The prosecutor did not act on Cantone's complaint on the grounds that she had voluntarily shared the video with friends and had not explicitly notified them not to post it online.
   
Soro told Sky TG24 that this conclusion was "absolutely against Italy's law which says that the diffusion of sensitive data can only happen with the explicit consent of the interested party". Cantone was found hanging at her aunt's home on Tuesday. 
 
Four men are under investigation for suspected defamation contributing to a suicide apparently caused by a smartphone-filmed video of her performing a sex act on her then boyfriend. According to media reports, Cantone sent the recording to friends including an ex-boyfriend.
   
It was soon posted online and quickly went viral with over a million people seeing footage which featured her saying "You're filming?

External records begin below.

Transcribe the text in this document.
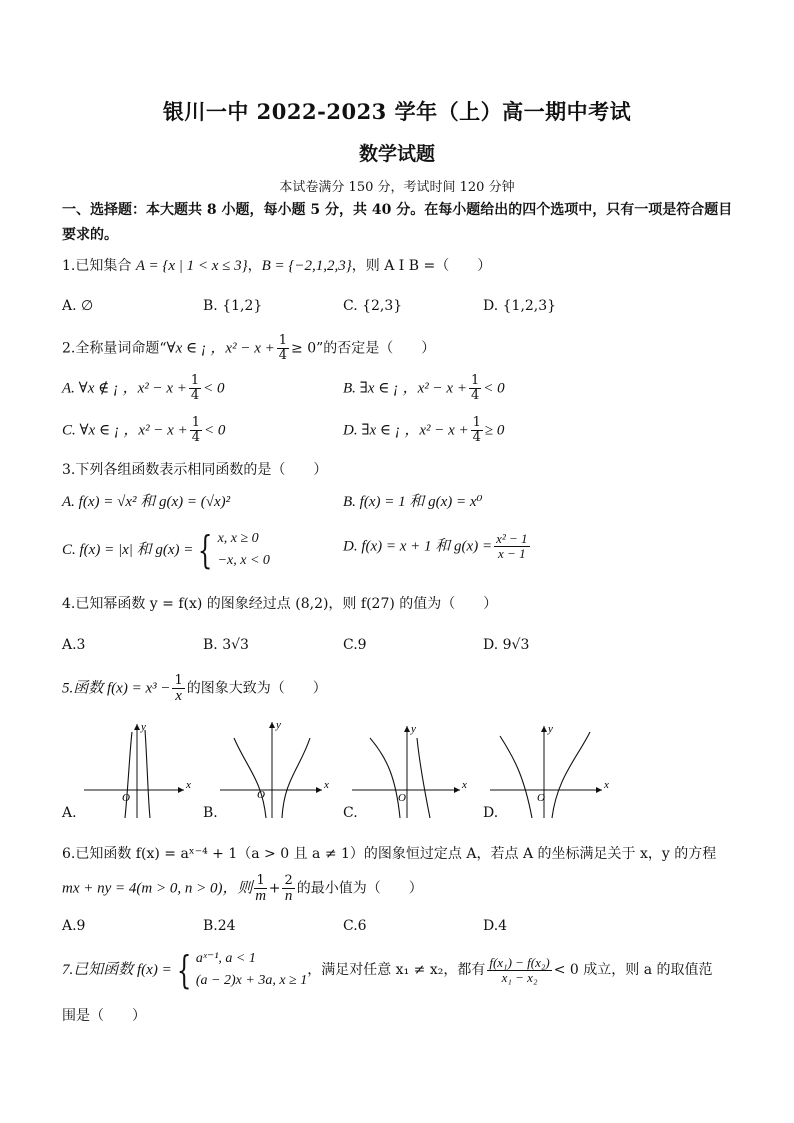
银川一中 2022-2023 学年（上）高一期中考试
数学试题
本试卷满分 150 分，考试时间 120 分钟
一、选择题：本大题共 8 小题，每小题 5 分，共 40 分。在每小题给出的四个选项中，只有一项是符合题目要求的。
1.已知集合 A = {x | 1 < x ≤ 3}，B = {−2,1,2,3}，则 A I B =（　　）
A. ∅	B. {1,2}	C. {2,3}	D. {1,2,3}
2.全称量词命题“∀x ∈ ¡ ，$x^2 - x + \frac{1}{4} \ge 0$”的否定是（　　）
A. ∀x ∉ ¡ ，$x^2 - x + \frac{1}{4} < 0$	B. ∃x ∈ ¡ ，$x^2 - x + \frac{1}{4} < 0$
C. ∀x ∈ ¡ ，$x^2 - x + \frac{1}{4} < 0$	D. ∃x ∈ ¡ ，$x^2 - x + \frac{1}{4} \ge 0$
3.下列各组函数表示相同函数的是（　　）
A. f(x) = √x² 和 g(x) = (√x)²	B. f(x) = 1 和 g(x) = x⁰
C. f(x) = |x| 和 g(x) = { x, x ≥ 0
−x, x < 0
D. f(x) = x + 1 和 $g(x) = \frac{\text{x² − 1}}{x - 1}$
4.已知幂函数 y = f(x) 的图象经过点 (8,2)，则 f(27) 的值为（　　）
A.3	B. 3√3	C.9	D. 9√3
5.函数 $f(x) = x^3 - \frac{1}{x}$ 的图象大致为（　　）
x
y
O
x
y
O
x
y
O
x
y
O
A.	B.	C.	D.
6.已知函数 f(x) = aˣ⁻⁴ + 1（a > 0 且 a ≠ 1）的图象恒过定点 A，若点 A 的坐标满足关于 x，y 的方程
mx + ny = 4(m > 0, n > 0)，则 $\frac{1}{m} + \frac{2}{n}$ 的最小值为（　　）
A.9	B.24	C.6	D.4
7.已知函数 f(x) = { aˣ⁻¹, a < 1
(a − 2)x + 3a, x ≥ 1
，满足对任意 x₁ ≠ x₂，都有 $\frac{\text{f(x₁) − f(x₂)}}{\text{x₁ − x₂}} < 0$ 成立，则 a 的取值范
围是（　　）
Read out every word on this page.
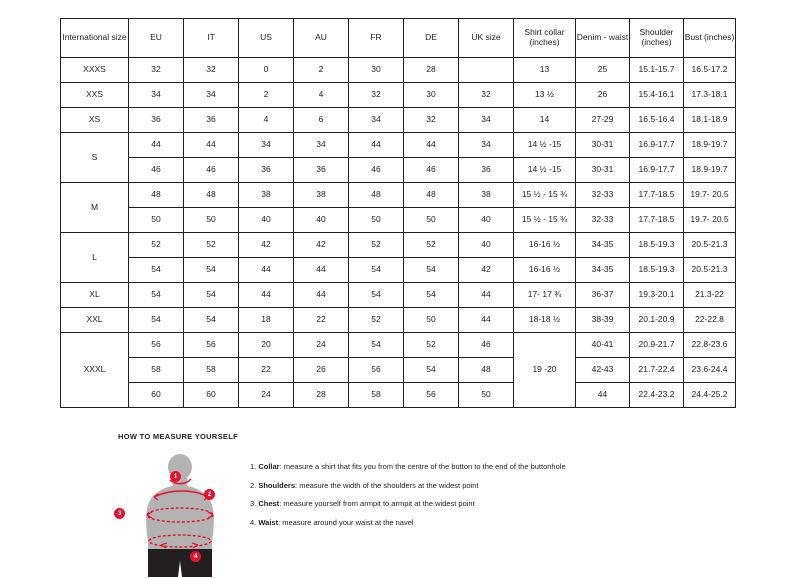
International size	EU	IT	US	AU	FR	DE	UK size	Shirt collar (inches)	Denim - waist	Shoulder (inches)	Bust (inches)
XXXS	32	32	0	2	30	28		13	25	15.1-15.7	16.5-17.2
XXS	34	34	2	4	32	30	32	13 ½	26	15.4-16.1	17.3-18.1
XS	36	36	4	6	34	32	34	14	27-29	16.5-16.4	18.1-18.9
S	44	44	34	34	44	44	34	14 ½ -15	30-31	16.9-17.7	18.9-19.7
	46	46	36	36	46	46	36	14 ½ -15	30-31	16.9-17.7	18.9-19.7
M	48	48	38	38	48	48	38	15 ½ - 15 ¾	32-33	17.7-18.5	19.7- 20.5
	50	50	40	40	50	50	40	15 ½ - 15 ¾	32-33	17.7-18.5	19.7- 20.5
L	52	52	42	42	52	52	40	16-16 ½	34-35	18.5-19.3	20.5-21.3
	54	54	44	44	54	54	42	16-16 ½	34-35	18.5-19.3	20.5-21.3
XL	54	54	44	44	54	54	44	17- 17 ¾	36-37	19.3-20.1	21.3-22
XXL	54	54	18	22	52	50	44	18-18 ½	38-39	20.1-20.9	22-22.8
XXXL	56	56	20	24	54	52	46	19 -20	40-41	20.9-21.7	22.8-23.6
	58	58	22	26	56	54	48		42-43	21.7-22.4	23.6-24.4
	60	60	24	28	58	56	50		44	22.4-23.2	24.4-25.2
HOW TO MEASURE YOURSELF
1
2
3
4
1. Collar: measure a shirt that fits you from the centre of the button to the end of the buttonhole
2. Shoulders: measure the width of the shoulders at the widest point
3. Chest: measure yourself from armpit to armpit at the widest point
4. Waist: measure around your waist at the navel
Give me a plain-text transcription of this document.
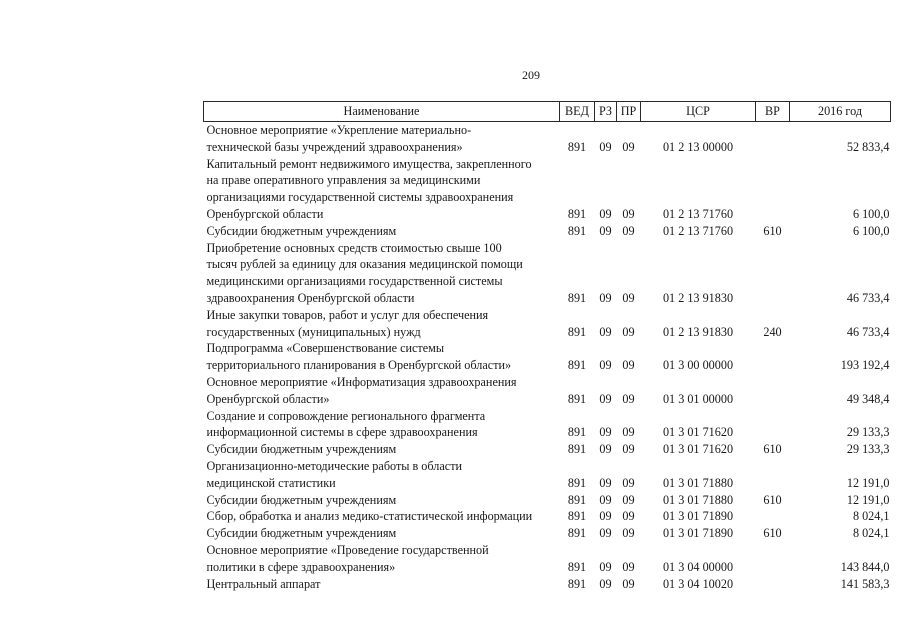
209
Наименование	ВЕД	РЗ	ПР	ЦСР	ВР	2016 год

Основное мероприятие «Укрепление материально-
технической базы учреждений здравоохранения»	891	09	09	01 2 13 00000		52 833,4

Капитальный ремонт недвижимого имущества, закрепленного
на праве оперативного управления за медицинскими
организациями государственной системы здравоохранения
Оренбургской области	891	09	09	01 2 13 71760		6 100,0

Субсидии бюджетным учреждениям	891	09	09	01 2 13 71760	610	6 100,0

Приобретение основных средств стоимостью свыше 100
тысяч рублей за единицу для оказания медицинской помощи
медицинскими организациями государственной системы
здравоохранения Оренбургской области	891	09	09	01 2 13 91830		46 733,4

Иные закупки товаров, работ и услуг для обеспечения
государственных (муниципальных) нужд	891	09	09	01 2 13 91830	240	46 733,4

Подпрограмма «Совершенствование системы
территориального планирования в Оренбургской области»	891	09	09	01 3 00 00000		193 192,4

Основное мероприятие «Информатизация здравоохранения
Оренбургской области»	891	09	09	01 3 01 00000		49 348,4

Создание и сопровождение регионального фрагмента
информационной системы в сфере здравоохранения	891	09	09	01 3 01 71620		29 133,3

Субсидии бюджетным учреждениям	891	09	09	01 3 01 71620	610	29 133,3

Организационно-методические работы в области
медицинской статистики	891	09	09	01 3 01 71880		12 191,0

Субсидии бюджетным учреждениям	891	09	09	01 3 01 71880	610	12 191,0

Сбор, обработка и анализ медико-статистической информации	891	09	09	01 3 01 71890		8 024,1

Субсидии бюджетным учреждениям	891	09	09	01 3 01 71890	610	8 024,1

Основное мероприятие «Проведение государственной
политики в сфере здравоохранения»	891	09	09	01 3 04 00000		143 844,0

Центральный аппарат	891	09	09	01 3 04 10020		141 583,3
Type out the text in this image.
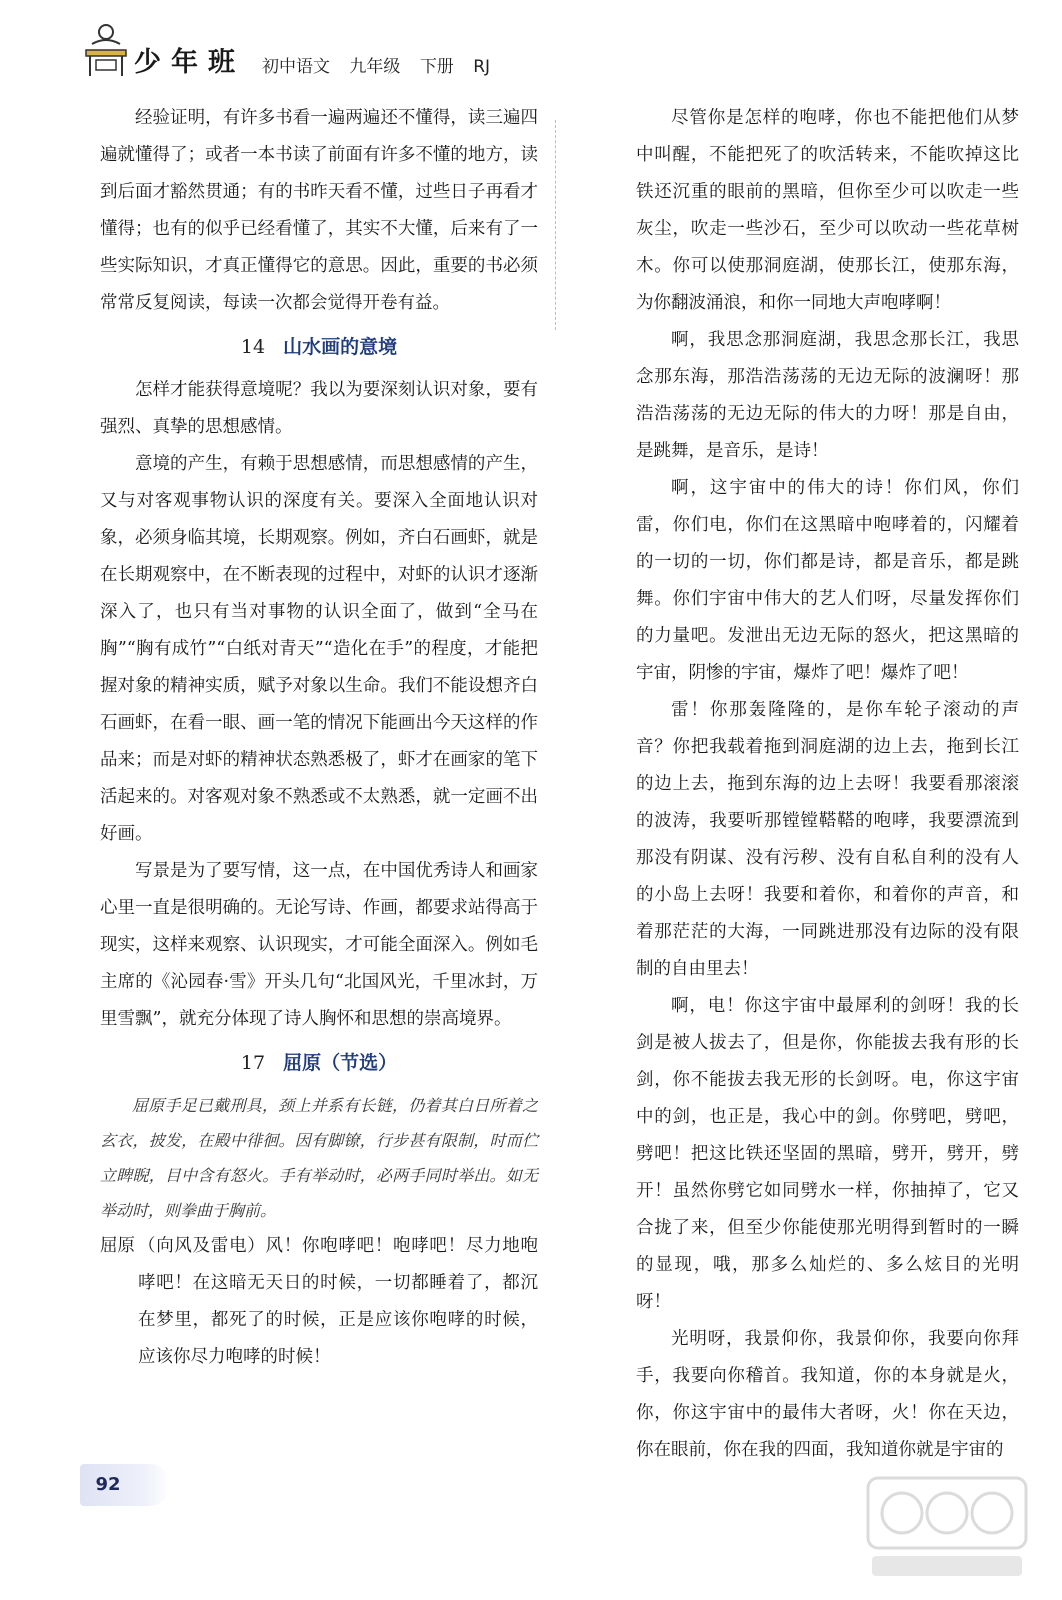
少年班 初中语文 九年级 下册 RJ

经验证明，有许多书看一遍两遍还不懂得，读三遍四遍就懂得了；或者一本书读了前面有许多不懂的地方，读到后面才豁然贯通；有的书昨天看不懂，过些日子再看才懂得；也有的似乎已经看懂了，其实不大懂，后来有了一些实际知识，才真正懂得它的意思。因此，重要的书必须常常反复阅读，每读一次都会觉得开卷有益。

14 山水画的意境

怎样才能获得意境呢？我以为要深刻认识对象，要有强烈、真挚的思想感情。

意境的产生，有赖于思想感情，而思想感情的产生，又与对客观事物认识的深度有关。要深入全面地认识对象，必须身临其境，长期观察。例如，齐白石画虾，就是在长期观察中，在不断表现的过程中，对虾的认识才逐渐深入了，也只有当对事物的认识全面了，做到“全马在胸”“胸有成竹”“白纸对青天”“造化在手”的程度，才能把握对象的精神实质，赋予对象以生命。我们不能设想齐白石画虾，在看一眼、画一笔的情况下能画出今天这样的作品来；而是对虾的精神状态熟悉极了，虾才在画家的笔下活起来的。对客观对象不熟悉或不太熟悉，就一定画不出好画。

写景是为了要写情，这一点，在中国优秀诗人和画家心里一直是很明确的。无论写诗、作画，都要求站得高于现实，这样来观察、认识现实，才可能全面深入。例如毛主席的《沁园春·雪》开头几句“北国风光，千里冰封，万里雪飘”，就充分体现了诗人胸怀和思想的崇高境界。

17 屈原（节选）

屈原手足已戴刑具，颈上并系有长链，仍着其白日所着之玄衣，披发，在殿中徘徊。因有脚镣，行步甚有限制，时而伫立睥睨，目中含有怒火。手有举动时，必两手同时举出。如无举动时，则拳曲于胸前。

屈原 （向风及雷电）风！你咆哮吧！咆哮吧！尽力地咆哮吧！在这暗无天日的时候，一切都睡着了，都沉在梦里，都死了的时候，正是应该你咆哮的时候，应该你尽力咆哮的时候！

尽管你是怎样的咆哮，你也不能把他们从梦中叫醒，不能把死了的吹活转来，不能吹掉这比铁还沉重的眼前的黑暗，但你至少可以吹走一些灰尘，吹走一些沙石，至少可以吹动一些花草树木。你可以使那洞庭湖，使那长江，使那东海，为你翻波涌浪，和你一同地大声咆哮啊！

啊，我思念那洞庭湖，我思念那长江，我思念那东海，那浩浩荡荡的无边无际的波澜呀！那浩浩荡荡的无边无际的伟大的力呀！那是自由，是跳舞，是音乐，是诗！

啊，这宇宙中的伟大的诗！你们风，你们雷，你们电，你们在这黑暗中咆哮着的，闪耀着的一切的一切，你们都是诗，都是音乐，都是跳舞。你们宇宙中伟大的艺人们呀，尽量发挥你们的力量吧。发泄出无边无际的怒火，把这黑暗的宇宙，阴惨的宇宙，爆炸了吧！爆炸了吧！

雷！你那轰隆隆的，是你车轮子滚动的声音？你把我载着拖到洞庭湖的边上去，拖到长江的边上去，拖到东海的边上去呀！我要看那滚滚的波涛，我要听那镗镗鞳鞳的咆哮，我要漂流到那没有阴谋、没有污秽、没有自私自利的没有人的小岛上去呀！我要和着你，和着你的声音，和着那茫茫的大海，一同跳进那没有边际的没有限制的自由里去！

啊，电！你这宇宙中最犀利的剑呀！我的长剑是被人拔去了，但是你，你能拔去我有形的长剑，你不能拔去我无形的长剑呀。电，你这宇宙中的剑，也正是，我心中的剑。你劈吧，劈吧，劈吧！把这比铁还坚固的黑暗，劈开，劈开，劈开！虽然你劈它如同劈水一样，你抽掉了，它又合拢了来，但至少你能使那光明得到暂时的一瞬的显现，哦，那多么灿烂的、多么炫目的光明呀！

光明呀，我景仰你，我景仰你，我要向你拜手，我要向你稽首。我知道，你的本身就是火，你，你这宇宙中的最伟大者呀，火！你在天边，你在眼前，你在我的四面，我知道你就是宇宙的

92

Bravo."
   
Her comment caught on as a catchphrase and Cantone moved to Tuscany and tried to change her name in a bid to escape the humiliation.    
 
Cantone eventually won a ruling ordering the removal of the video from Facebook and search engine directories under European "right to be forgotten" legislation.
   
But she was also ordered to pay 20,000 euros ($22,500) towards the cost of the case on the grounds that she had consented to the filming -- a final "insult" that some have blamed for tipping the distraught 31-year-old over the edge.
   
Soro said that the so-called right to be forgotten could not solve all the problems generated by a compromising video going viral.
   
"We have to be more aware of the traps we expose ourselves to when we post ever more shots of our private lives on the web."
   
The Cantone case has coincided with another one in which a video of a teenage girl being raped in a Rimini nightclub was posted online, apparently by friends of hers who had filmed the attack on a phone held over the top of a cubicle.